"The stupidity of being oneself. The unavoidable comedy of being anyone at all."
I read Philip Roth's The Dying Animal a few days ago. I hated it. I think it's fair to say that. I hated it, but I read it anyway. I found a copy of it on the shelf near the bathroom, the one tucked in the alcove at the top of the stairs, while I was excavating the thick stacks of books, searching for more Paul Auster (on the same shelf I uncovered two copies of Man in the Dark and a hardback copy of Travels in the Scriptorium, so not a fruitless endeavor). Anyway, The Dying Animal. An uncorrected bound proof. It was strange to find it in this state - it was published in 2001, why did we have this uncorrected proof, with its flimsy yellow construction-paper cover? I had never read any Philip Roth before. I know I keep saying that - I had never read any Paul Auster before, I had never read any this before, any that before - and if it highlights the enormous gaps in my literary education, let it also indicate a curiosity, a willingness to admit these gaps and then fill them. But I had never read any Philip Roth before and I thought, from the back cover description, that maybe I would like this one.

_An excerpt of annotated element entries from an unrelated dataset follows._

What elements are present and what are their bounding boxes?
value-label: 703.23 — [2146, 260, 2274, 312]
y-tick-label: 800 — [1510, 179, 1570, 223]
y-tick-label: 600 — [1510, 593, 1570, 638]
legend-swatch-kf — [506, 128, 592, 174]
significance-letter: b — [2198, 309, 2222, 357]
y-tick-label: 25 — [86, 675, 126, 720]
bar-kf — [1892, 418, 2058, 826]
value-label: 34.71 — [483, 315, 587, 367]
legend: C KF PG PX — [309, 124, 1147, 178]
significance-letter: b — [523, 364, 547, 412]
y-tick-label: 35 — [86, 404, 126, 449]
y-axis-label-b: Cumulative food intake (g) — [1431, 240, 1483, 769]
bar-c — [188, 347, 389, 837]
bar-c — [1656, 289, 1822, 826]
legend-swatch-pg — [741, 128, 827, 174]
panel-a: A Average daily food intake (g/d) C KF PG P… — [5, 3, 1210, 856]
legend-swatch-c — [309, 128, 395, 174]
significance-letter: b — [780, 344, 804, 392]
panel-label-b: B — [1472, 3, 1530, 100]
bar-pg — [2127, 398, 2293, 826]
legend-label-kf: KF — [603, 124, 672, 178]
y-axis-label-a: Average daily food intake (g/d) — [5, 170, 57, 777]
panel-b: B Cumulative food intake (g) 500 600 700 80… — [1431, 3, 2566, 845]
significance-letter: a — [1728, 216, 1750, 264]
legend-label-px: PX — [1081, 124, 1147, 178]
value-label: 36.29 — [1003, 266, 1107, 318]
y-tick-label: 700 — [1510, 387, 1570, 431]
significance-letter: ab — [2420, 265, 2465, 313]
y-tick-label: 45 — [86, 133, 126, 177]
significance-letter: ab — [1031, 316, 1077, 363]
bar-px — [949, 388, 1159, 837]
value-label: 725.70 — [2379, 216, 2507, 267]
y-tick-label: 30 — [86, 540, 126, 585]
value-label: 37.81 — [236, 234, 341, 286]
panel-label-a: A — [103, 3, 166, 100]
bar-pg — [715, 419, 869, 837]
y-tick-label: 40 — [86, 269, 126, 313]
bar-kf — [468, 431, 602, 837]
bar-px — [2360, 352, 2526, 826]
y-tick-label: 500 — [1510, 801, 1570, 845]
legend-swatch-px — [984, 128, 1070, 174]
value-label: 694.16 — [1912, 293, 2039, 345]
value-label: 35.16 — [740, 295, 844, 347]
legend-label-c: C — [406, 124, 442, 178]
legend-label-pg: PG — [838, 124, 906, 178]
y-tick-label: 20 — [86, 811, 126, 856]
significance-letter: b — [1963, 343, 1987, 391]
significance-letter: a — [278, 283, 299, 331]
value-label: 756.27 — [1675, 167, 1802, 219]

I hated it - well, if not immediately, then almost immediately. The pleasure of the opening pages - promising! - was diminished by what came after, diminished by my irrational reaction to the white-haired professor's young lover and her "cream-colored silk blouse". Why should a cream-colored blouse matter so much to me? The repetition, I guess. Pages and pages of her big breasts and her bowlike lips and her startling self-awareness. None of it ultimately incidental, but all of it seemingly gratuitous. Why do I hate her cream-colored silk blouse? But no matter why: I do, and even so I read the book, the whole book, though I'd be lying if I said I hadn't simply skimmed the last few pages, coming to the last lines breathlessly and excitedly. At some point during my reading I remembered that Roth had once been shortlisted for some sort of bad sex award.
But it's this book, not its author, that I object to. And this line - extracted, as it happens, from its sexually explicit setting: "The stupidity of being oneself. The unavoidable comedy of being anyone at all." This I like.